L'envers du décor, quand le Bio perd son sens.
Il y a quelques années, j'ai fait le choix de la conversion au bio. J'y croyais. Je pensais sincèrement rejoindre un label vertueux, une garantie de respect du vivant.
Mais la réalité m'a vite rattrapée. Avec le dispositif que j'ai mis en place sur la ferme, basé sur une approche en santé globale, tout était déjà naturel.
L'équilibre, la prévention, l'alimentation, l'immunité du troupeau... je n'avais pas attendu un tampon officiel.
Pourtant, au lieu d'un accompagnement, on subit plutôt des contrôles oppressants, le ton employé par les contrôleurs, les questions posées, la suspicion permanente... on a parfois plus l'impression d'être des délinquants que des paysans qui prennent soin de la terre.
Ils auraient pu s'appuyer sur nos bonnes pratiques pour faire évoluer leurs standards vers une meilleure qualité. Ils préfèrent les listes à cocher sans comprendre le fond.
Et puis, il y a eu le summum de l'absurdité, ce 17 avril 2026 : la vaccination obligatoire.
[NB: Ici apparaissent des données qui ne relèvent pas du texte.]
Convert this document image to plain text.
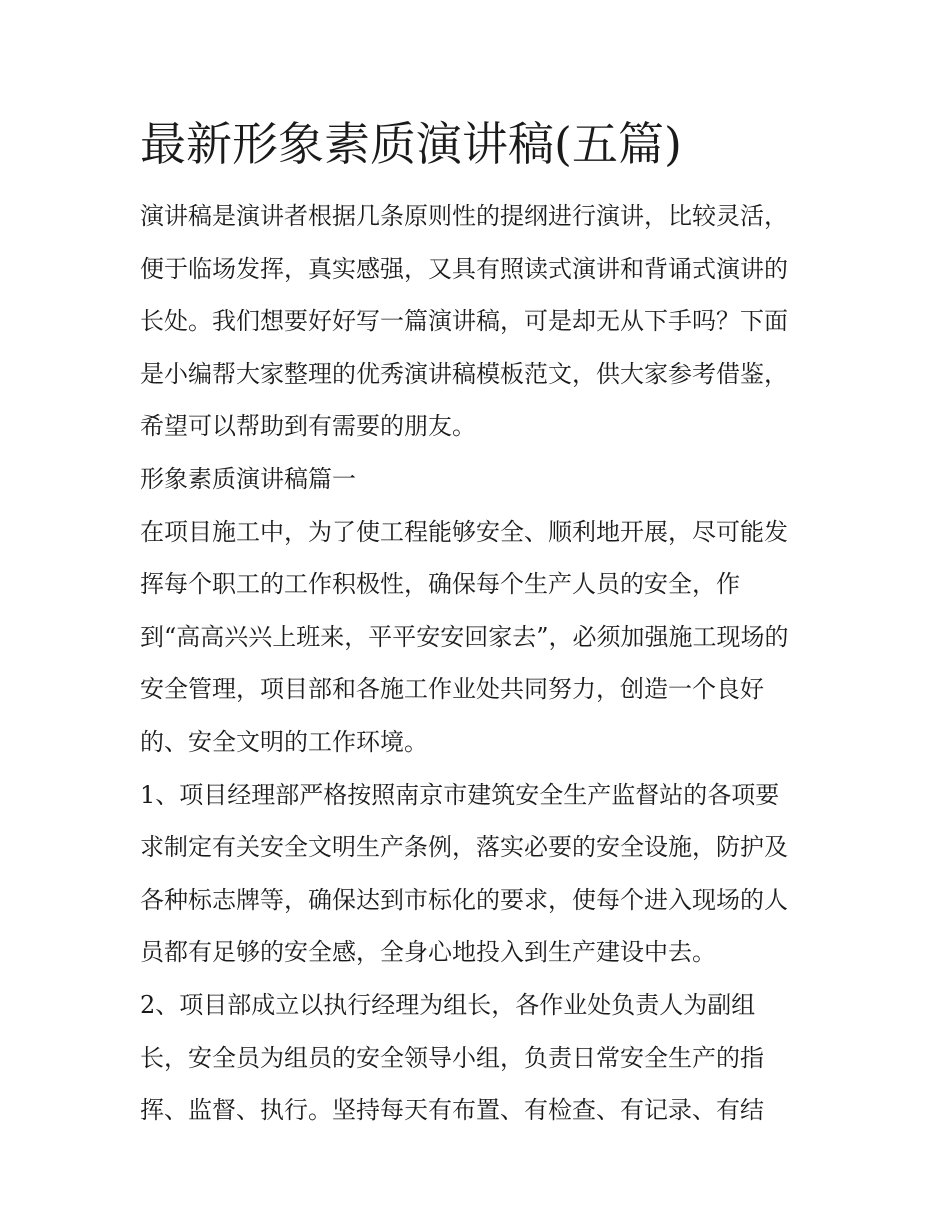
最新形象素质演讲稿(五篇)
演讲稿是演讲者根据几条原则性的提纲进行演讲，比较灵活，
便于临场发挥，真实感强，又具有照读式演讲和背诵式演讲的
长处。我们想要好好写一篇演讲稿，可是却无从下手吗？下面
是小编帮大家整理的优秀演讲稿模板范文，供大家参考借鉴，
希望可以帮助到有需要的朋友。
形象素质演讲稿篇一
在项目施工中，为了使工程能够安全、顺利地开展，尽可能发
挥每个职工的工作积极性，确保每个生产人员的安全，作
到“高高兴兴上班来，平平安安回家去”，必须加强施工现场的
安全管理，项目部和各施工作业处共同努力，创造一个良好
的、安全文明的工作环境。
1、项目经理部严格按照南京市建筑安全生产监督站的各项要
求制定有关安全文明生产条例，落实必要的安全设施，防护及
各种标志牌等，确保达到市标化的要求，使每个进入现场的人
员都有足够的安全感，全身心地投入到生产建设中去。
2、项目部成立以执行经理为组长，各作业处负责人为副组
长，安全员为组员的安全领导小组，负责日常安全生产的指
挥、监督、执行。坚持每天有布置、有检查、有记录、有结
Forcée en fait.
Par une opération militaire, une démonstration de force démesurée, 130 gendarmes, le PSIG, un poste de télécommunication mobile, des motos trial, des drones thermiques dans le ciel et une équipe de vétérinaires armés de fusils à fléchettes.
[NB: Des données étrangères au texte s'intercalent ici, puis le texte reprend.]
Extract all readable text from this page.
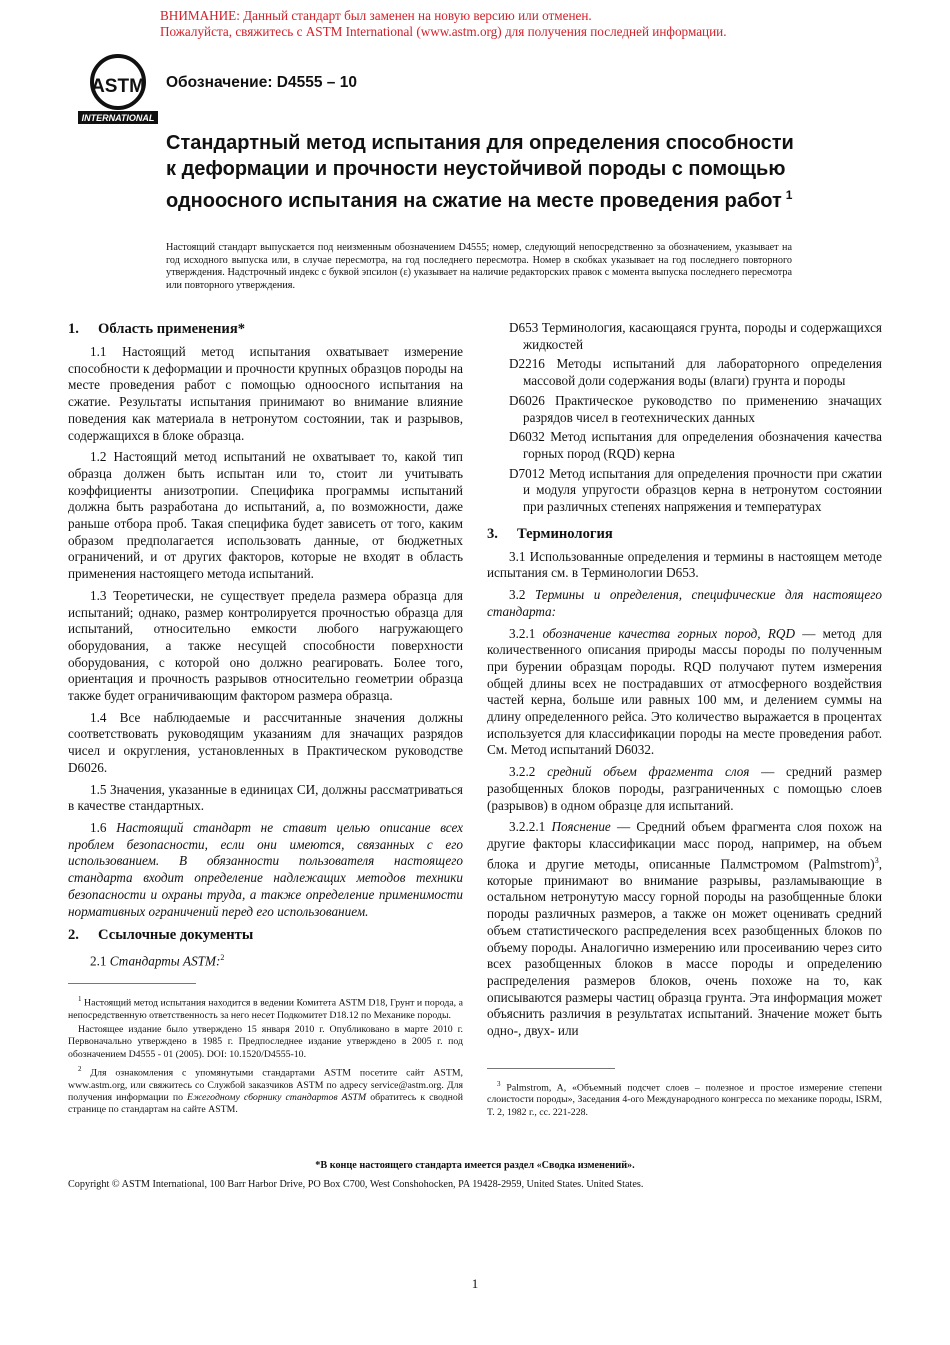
ВНИМАНИЕ: Данный стандарт был заменен на новую версию или отменен.
Пожалуйста, свяжитесь с ASTM International (www.astm.org) для получения последней информации.
ASTM
INTERNATIONAL
Обозначение: D4555 – 10
Стандартный метод испытания для определения способности к деформации и прочности неустойчивой породы с помощью одноосного испытания на сжатие на месте проведения работ $^1$
Настоящий стандарт выпускается под неизменным обозначением D4555; номер, следующий непосредственно за обозначением, указывает на год исходного выпуска или, в случае пересмотра, на год последнего пересмотра. Номер в скобках указывает на год последнего повторного утверждения. Надстрочный индекс с буквой эпсилон (ε) указывает на наличие редакторских правок с момента выпуска последнего пересмотра или повторного утверждения.
1. Область применения*

1.1 Настоящий метод испытания охватывает измерение способности к деформации и прочности крупных образцов породы на месте проведения работ с помощью одноосного испытания на сжатие. Результаты испытания принимают во внимание влияние поведения как материала в нетронутом состоянии, так и разрывов, содержащихся в блоке образца.

1.2 Настоящий метод испытаний не охватывает то, какой тип образца должен быть испытан или то, стоит ли учитывать коэффициенты анизотропии. Специфика программы испытаний должна быть разработана до испытаний, а, по возможности, даже раньше отбора проб. Такая специфика будет зависеть от того, каким образом предполагается использовать данные, от бюджетных ограничений, и от других факторов, которые не входят в область применения настоящего метода испытаний.

1.3 Теоретически, не существует предела размера образца для испытаний; однако, размер контролируется прочностью образца для испытаний, относительно емкости любого нагружающего оборудования, а также несущей способности поверхности оборудования, с которой оно должно реагировать. Более того, ориентация и прочность разрывов относительно геометрии образца также будет ограничивающим фактором размера образца.

1.4 Все наблюдаемые и рассчитанные значения должны соответствовать руководящим указаниям для значащих разрядов чисел и округления, установленных в Практическом руководстве D6026.

1.5 Значения, указанные в единицах СИ, должны рассматриваться в качестве стандартных.

1.6 Настоящий стандарт не ставит целью описание всех проблем безопасности, если они имеются, связанных с его использованием. В обязанности пользователя настоящего стандарта входит определение надлежащих методов техники безопасности и охраны труда, а также определение применимости нормативных ограничений перед его использованием.

2. Ссылочные документы

2.1 Стандарты ASTM:$^2$

$^1$ Настоящий метод испытания находится в ведении Комитета ASTM D18, Грунт и порода, а непосредственную ответственность за него несет Подкомитет D18.12 по Механике породы.
Настоящее издание было утверждено 15 января 2010 г. Опубликовано в марте 2010 г. Первоначально утверждено в 1985 г. Предпоследнее издание утверждено в 2005 г. под обозначением D4555 - 01 (2005). DOI: 10.1520/D4555-10.
$^2$ Для ознакомления с упомянутыми стандартами ASTM посетите сайт ASTM, www.astm.org, или свяжитесь со Службой заказчиков ASTM по адресу service@astm.org. Для получения информации по Ежегодному сборнику стандартов ASTM обратитесь к сводной странице по стандартам на сайте ASTM.

D653 Терминология, касающаяся грунта, породы и содержащихся жидкостей

D2216 Методы испытаний для лабораторного определения массовой доли содержания воды (влаги) грунта и породы

D6026 Практическое руководство по применению значащих разрядов чисел в геотехнических данных

D6032 Метод испытания для определения обозначения качества горных пород (RQD) керна

D7012 Метод испытания для определения прочности при сжатии и модуля упругости образцов керна в нетронутом состоянии при различных степенях напряжения и температурах

3. Терминология

3.1 Использованные определения и термины в настоящем методе испытания см. в Терминологии D653.

3.2 Термины и определения, специфические для настоящего стандарта:

3.2.1 обозначение качества горных пород, RQD — метод для количественного описания природы массы породы по полученным при бурении образцам породы. RQD получают путем измерения общей длины всех не пострадавших от атмосферного воздействия частей керна, больше или равных 100 мм, и делением суммы на длину определенного рейса. Это количество выражается в процентах используется для классификации породы на месте проведения работ. См. Метод испытаний D6032.

3.2.2 средний объем фрагмента слоя — средний размер разобщенных блоков породы, разграниченных с помощью слоев (разрывов) в одном образце для испытаний.

3.2.2.1 Пояснение — Средний объем фрагмента слоя похож на другие факторы классификации масс пород, например, на объем блока и другие методы, описанные Палмстромом (Palmstrom)$^3$, которые принимают во внимание разрывы, разламывающие в остальном нетронутую массу горной породы на разобщенные блоки породы различных размеров, а также он может оценивать средний объем статистического распределения всех разобщенных блоков по объему породы. Аналогично измерению или просеиванию через сито всех разобщенных блоков в массе породы и определению распределения размеров блоков, очень похоже на то, как описываются размеры частиц образца грунта. Эта информация может объяснить различия в результатах испытаний. Значение может быть одно-, двух- или

$^3$ Palmstrom, A, «Объемный подсчет слоев – полезное и простое измерение степени слоистости породы», Заседания 4-ого Международного конгресса по механике породы, ISRM, T. 2, 1982 г., сс. 221-228.
*В конце настоящего стандарта имеется раздел «Сводка изменений».
Copyright © ASTM International, 100 Barr Harbor Drive, PO Box C700, West Conshohocken, PA 19428-2959, United States. United States.
1
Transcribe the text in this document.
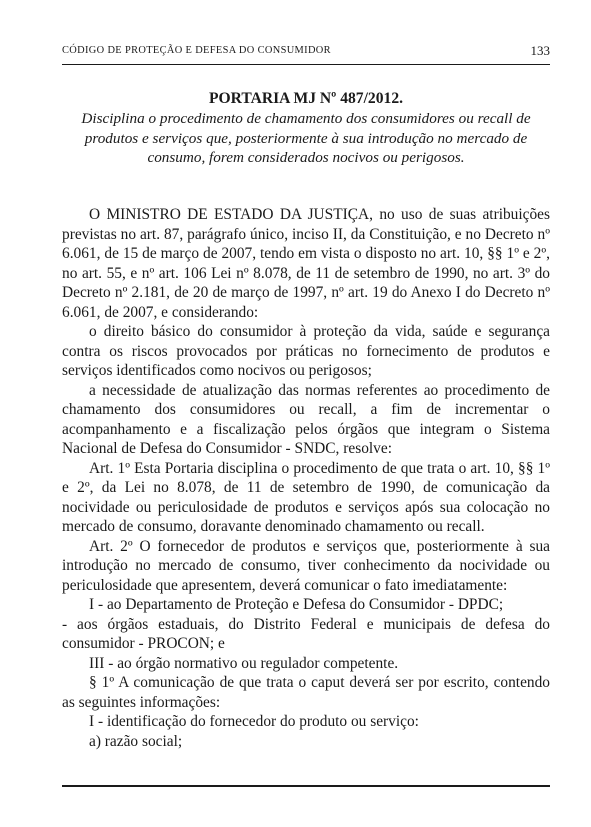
CÓDIGO DE PROTEÇÃO E DEFESA DO CONSUMIDOR	133
PORTARIA MJ Nº 487/2012.
Disciplina o procedimento de chamamento dos consumidores ou recall de produtos e serviços que, posteriormente à sua introdução no mercado de consumo, forem considerados nocivos ou perigosos.

O MINISTRO DE ESTADO DA JUSTIÇA, no uso de suas atribuições previstas no art. 87, parágrafo único, inciso II, da Constituição, e no Decreto nº 6.061, de 15 de março de 2007, tendo em vista o disposto no art. 10, §§ 1º e 2º, no art. 55, e nº art. 106 Lei nº 8.078, de 11 de setembro de 1990, no art. 3º do Decreto nº 2.181, de 20 de março de 1997, nº art. 19 do Anexo I do Decreto nº 6.061, de 2007, e considerando:

o direito básico do consumidor à proteção da vida, saúde e segurança contra os riscos provocados por práticas no fornecimento de produtos e serviços identificados como nocivos ou perigosos;

a necessidade de atualização das normas referentes ao procedimento de chamamento dos consumidores ou recall, a fim de incrementar o acompanhamento e a fiscalização pelos órgãos que integram o Sistema Nacional de Defesa do Consumidor - SNDC, resolve:

Art. 1º Esta Portaria disciplina o procedimento de que trata o art. 10, §§ 1º e 2º, da Lei no 8.078, de 11 de setembro de 1990, de comunicação da nocividade ou periculosidade de produtos e serviços após sua colocação no mercado de consumo, doravante denominado chamamento ou recall.

Art. 2º O fornecedor de produtos e serviços que, posteriormente à sua introdução no mercado de consumo, tiver conhecimento da nocividade ou periculosidade que apresentem, deverá comunicar o fato imediatamente:

I - ao Departamento de Proteção e Defesa do Consumidor - DPDC;

- aos órgãos estaduais, do Distrito Federal e municipais de defesa do consumidor - PROCON; e

III - ao órgão normativo ou regulador competente.

§ 1º A comunicação de que trata o caput deverá ser por escrito, contendo as seguintes informações:

I - identificação do fornecedor do produto ou serviço:

a) razão social;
Mais le pire dans tout ça, malgré la maltraitance animale, leur stress, les effets secondaires d'un vaccin vieux de 2018, le pire, c'est l'hypocrisie totale du label.
Savez-vous ce qui est écrit noir sur blanc dans la réglementation officielle de l'Agriculture Biologique, celle sur laquelle s'appuie le cahier des charges d'Ecocert (Règlement Européen UE 2018/848) ?
« Les vaccins, les traitements antiparasitaires et les traitements prescrits dans le cadre de plans d'éradication obligatoires ne sont pas comptabilisés comme des traitements allopathiques. »
C'est un véritable tour de magie administratif ! Un animal subit une injection sous la contrainte d'un tel siège de policiers et de vétérinaires, mais sur le papier, par un simple jeu d'écriture, ça compte pour zéro... que dale....
L'organisme certificateur ferme les yeux, le tampon reste vert, et on passe à autre chose comme si de rien n'était.
Vous, clients vous êtes pris au piège d'un mensonge certifié.
Nous, éleveurs bio, nous sommes les otages d'un système schizophrène, forcés de nous plier a des règles imposées d'en haut pour survivre et garder nos certifications.
Nous subissons cette pression de plein fouet sans aucun recours possible, tout en restant "responsables" de la qualité de nos produits laitiers ou viande.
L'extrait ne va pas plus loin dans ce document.